How does the work grow when input size increases?
Scenario Under Consideration
Analyze the time complexity of the following code snippet.
#include <string.h>
#include <stdbool.h>
#include <stdio.h>
bool areAnagrams(char *str1, char *str2) {
int count[256] = {0};
int i;
for (i = 0; str1[i] && str2[i]; i++) {
count[(unsigned char)str1[i]]++;
count[(unsigned char)str2[i]]--;
}
if (str1[i] || str2[i]) return false;
for (i = 0; i < 256; i++) {
if (count[i] != 0) return false;
}
return true;
}
This code checks if two strings are anagrams by counting character frequencies.
Identify Repeating Operations
Identify the loops, recursion, array traversals that repeat.
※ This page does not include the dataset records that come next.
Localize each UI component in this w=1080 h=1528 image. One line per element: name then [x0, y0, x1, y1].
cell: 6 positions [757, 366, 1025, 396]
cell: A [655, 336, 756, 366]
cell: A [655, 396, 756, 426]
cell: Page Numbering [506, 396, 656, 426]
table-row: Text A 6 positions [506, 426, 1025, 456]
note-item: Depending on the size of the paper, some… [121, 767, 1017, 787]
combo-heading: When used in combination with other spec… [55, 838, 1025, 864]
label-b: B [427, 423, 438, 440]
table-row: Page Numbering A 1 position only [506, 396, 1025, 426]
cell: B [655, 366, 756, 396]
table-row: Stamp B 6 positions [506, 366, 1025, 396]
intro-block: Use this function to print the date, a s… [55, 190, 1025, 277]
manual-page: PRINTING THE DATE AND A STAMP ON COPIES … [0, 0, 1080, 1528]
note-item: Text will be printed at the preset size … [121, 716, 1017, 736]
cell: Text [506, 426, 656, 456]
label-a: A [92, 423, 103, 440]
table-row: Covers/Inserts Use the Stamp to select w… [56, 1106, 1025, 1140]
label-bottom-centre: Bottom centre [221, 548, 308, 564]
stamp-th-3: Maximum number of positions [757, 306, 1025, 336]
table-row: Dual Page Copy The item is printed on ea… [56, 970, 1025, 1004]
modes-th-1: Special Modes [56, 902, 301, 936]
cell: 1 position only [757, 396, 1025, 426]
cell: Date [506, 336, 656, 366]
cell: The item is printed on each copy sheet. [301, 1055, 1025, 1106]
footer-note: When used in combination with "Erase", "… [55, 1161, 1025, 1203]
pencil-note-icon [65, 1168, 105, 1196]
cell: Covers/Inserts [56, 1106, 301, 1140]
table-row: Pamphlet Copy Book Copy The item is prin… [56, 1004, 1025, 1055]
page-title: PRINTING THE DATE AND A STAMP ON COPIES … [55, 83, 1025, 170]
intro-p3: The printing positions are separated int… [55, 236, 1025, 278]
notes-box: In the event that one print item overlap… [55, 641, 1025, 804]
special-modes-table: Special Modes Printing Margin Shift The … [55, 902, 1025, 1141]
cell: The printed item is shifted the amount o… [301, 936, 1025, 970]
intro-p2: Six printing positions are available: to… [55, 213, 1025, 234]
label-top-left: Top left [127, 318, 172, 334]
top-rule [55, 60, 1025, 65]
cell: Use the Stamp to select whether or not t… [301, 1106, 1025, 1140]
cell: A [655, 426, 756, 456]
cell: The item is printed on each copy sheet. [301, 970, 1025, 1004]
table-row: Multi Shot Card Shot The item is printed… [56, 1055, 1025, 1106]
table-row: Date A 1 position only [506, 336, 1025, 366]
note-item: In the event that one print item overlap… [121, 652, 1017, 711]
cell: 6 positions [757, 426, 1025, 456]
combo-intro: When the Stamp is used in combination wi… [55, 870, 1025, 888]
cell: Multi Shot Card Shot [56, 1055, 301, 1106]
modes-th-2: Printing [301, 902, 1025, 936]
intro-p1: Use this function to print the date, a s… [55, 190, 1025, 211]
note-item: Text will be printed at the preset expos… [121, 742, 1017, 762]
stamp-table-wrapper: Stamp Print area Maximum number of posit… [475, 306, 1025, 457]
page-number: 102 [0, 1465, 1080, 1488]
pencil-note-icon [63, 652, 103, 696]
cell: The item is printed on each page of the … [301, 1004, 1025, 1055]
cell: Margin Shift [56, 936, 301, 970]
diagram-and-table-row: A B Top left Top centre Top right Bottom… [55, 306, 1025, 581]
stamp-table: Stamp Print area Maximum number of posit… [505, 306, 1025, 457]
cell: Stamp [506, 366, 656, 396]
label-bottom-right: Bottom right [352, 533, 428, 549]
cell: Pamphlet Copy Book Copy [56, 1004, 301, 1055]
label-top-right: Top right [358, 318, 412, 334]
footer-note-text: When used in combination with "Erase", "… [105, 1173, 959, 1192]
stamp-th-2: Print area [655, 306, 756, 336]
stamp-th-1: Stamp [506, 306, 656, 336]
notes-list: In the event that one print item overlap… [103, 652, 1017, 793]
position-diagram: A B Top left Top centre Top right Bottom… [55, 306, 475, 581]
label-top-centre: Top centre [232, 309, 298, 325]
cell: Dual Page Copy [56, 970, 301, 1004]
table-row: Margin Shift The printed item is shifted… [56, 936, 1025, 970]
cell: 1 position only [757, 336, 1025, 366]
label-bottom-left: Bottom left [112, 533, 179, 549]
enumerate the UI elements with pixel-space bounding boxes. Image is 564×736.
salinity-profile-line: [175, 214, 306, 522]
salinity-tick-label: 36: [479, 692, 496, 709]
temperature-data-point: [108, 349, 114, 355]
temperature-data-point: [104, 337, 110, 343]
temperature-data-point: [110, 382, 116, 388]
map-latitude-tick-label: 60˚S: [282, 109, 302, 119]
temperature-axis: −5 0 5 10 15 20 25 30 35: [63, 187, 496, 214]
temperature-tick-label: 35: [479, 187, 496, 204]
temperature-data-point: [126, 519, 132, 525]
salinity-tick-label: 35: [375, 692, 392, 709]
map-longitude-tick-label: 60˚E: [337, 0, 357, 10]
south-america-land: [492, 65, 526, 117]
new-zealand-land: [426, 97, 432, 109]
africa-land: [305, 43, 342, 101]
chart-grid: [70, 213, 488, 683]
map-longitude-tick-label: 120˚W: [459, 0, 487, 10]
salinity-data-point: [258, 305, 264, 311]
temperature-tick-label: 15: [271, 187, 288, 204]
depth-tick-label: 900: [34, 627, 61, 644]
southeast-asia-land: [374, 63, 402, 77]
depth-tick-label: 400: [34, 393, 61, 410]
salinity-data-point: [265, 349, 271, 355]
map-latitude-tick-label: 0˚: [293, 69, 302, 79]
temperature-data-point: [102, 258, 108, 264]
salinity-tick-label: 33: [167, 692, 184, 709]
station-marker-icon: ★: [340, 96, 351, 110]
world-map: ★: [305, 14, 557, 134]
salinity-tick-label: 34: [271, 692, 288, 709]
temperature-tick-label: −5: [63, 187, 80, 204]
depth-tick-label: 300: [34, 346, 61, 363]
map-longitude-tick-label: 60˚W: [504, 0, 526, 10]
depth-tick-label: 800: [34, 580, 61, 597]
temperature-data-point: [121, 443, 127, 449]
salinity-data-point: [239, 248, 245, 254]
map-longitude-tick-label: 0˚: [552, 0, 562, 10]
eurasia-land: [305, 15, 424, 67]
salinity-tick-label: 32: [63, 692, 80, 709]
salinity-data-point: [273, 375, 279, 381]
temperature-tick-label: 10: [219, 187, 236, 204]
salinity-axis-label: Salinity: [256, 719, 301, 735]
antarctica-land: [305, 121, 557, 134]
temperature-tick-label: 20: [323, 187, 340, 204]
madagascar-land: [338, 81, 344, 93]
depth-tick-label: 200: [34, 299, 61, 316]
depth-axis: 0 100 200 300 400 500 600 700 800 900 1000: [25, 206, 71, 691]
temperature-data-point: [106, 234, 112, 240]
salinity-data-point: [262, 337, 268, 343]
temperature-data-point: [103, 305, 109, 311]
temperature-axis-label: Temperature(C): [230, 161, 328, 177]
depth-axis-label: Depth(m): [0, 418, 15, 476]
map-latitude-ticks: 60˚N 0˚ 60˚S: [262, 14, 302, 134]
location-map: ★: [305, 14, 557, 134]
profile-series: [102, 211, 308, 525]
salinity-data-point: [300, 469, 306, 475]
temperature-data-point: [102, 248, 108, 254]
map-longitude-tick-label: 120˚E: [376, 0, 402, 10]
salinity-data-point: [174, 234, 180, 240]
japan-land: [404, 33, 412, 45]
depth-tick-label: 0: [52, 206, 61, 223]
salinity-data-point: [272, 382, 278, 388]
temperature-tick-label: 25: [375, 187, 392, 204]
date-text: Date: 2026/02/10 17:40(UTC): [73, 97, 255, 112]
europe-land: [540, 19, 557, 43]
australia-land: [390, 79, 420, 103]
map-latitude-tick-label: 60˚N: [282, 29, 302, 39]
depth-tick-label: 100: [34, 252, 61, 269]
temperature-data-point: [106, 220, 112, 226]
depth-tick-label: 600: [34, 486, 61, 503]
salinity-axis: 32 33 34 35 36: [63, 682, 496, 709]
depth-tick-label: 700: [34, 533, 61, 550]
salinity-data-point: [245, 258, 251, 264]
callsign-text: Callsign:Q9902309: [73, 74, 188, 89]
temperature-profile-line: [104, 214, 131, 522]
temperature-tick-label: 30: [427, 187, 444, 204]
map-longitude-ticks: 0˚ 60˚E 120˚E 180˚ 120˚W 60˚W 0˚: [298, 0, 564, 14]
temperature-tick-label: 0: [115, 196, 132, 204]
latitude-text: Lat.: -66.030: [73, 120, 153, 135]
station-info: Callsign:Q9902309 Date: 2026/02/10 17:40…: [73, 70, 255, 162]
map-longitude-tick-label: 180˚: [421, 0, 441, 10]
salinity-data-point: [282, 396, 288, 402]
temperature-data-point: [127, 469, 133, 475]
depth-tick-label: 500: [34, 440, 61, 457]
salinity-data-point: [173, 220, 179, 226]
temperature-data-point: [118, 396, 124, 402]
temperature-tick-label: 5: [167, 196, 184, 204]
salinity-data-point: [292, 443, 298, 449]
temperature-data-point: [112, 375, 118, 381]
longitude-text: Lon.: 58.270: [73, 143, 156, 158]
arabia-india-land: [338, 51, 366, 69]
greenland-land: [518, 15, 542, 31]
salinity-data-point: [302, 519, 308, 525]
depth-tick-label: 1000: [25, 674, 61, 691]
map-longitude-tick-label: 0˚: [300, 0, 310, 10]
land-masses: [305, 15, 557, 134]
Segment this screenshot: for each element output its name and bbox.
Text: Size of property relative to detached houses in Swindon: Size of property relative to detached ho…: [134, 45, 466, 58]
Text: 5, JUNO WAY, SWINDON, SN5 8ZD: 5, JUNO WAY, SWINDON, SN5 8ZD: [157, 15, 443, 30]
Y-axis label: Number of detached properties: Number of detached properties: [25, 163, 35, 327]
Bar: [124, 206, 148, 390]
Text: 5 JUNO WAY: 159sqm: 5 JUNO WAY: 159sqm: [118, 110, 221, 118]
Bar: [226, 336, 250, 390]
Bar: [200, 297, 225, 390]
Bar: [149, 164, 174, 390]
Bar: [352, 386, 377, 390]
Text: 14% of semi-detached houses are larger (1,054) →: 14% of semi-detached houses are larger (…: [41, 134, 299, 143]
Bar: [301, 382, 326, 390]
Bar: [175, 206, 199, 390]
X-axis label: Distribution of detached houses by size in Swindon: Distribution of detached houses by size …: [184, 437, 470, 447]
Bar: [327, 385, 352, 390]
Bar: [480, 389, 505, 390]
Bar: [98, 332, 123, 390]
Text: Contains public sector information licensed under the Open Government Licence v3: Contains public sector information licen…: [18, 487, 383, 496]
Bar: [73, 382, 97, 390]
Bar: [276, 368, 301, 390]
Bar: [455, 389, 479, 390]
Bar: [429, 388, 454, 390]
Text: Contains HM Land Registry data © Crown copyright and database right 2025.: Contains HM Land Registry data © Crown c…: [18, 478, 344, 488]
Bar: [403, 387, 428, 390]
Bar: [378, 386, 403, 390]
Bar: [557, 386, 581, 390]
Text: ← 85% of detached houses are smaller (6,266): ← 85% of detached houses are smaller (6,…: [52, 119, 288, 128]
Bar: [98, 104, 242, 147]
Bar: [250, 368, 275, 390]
- Primary operation: Two loops: one to count characters in both strings, one to check counts.
- How many times: First loop runs once per character until string ends (n times), second loop runs 256 times (constant).
How Execution Grows With Input
The first loop grows with the length of the strings, doing work for each character. The second loop always does the same amount of work (256 checks), no matter the input size.
| Input Size (n) | Approx. Operations |
|---|---|
| 10 | ~10 + 256 = 266 |
| 100 | ~100 + 256 = 356 |
| 1000 | ~1000 + 256 = 1256 |
Pattern observation: The work grows mostly in a straight line with input size because the first loop depends on string length, while the second loop is constant.
Final Time Complexity
Time Complexity: O(n)
This means the time to check anagrams grows linearly with the length of the strings.
Common Mistake
[X] Wrong: "The second loop over 256 characters makes the algorithm O(n * 256) which is quadratic."
[OK] Correct: The second loop runs a fixed 256 times regardless of input size, so it is constant time and does not multiply with n.
Interview Connect
Understanding how counting characters leads to linear time helps you explain efficient solutions clearly and confidently in interviews.
Self-Check
"What if we sorted both strings first and then compared them? How would the time complexity change?"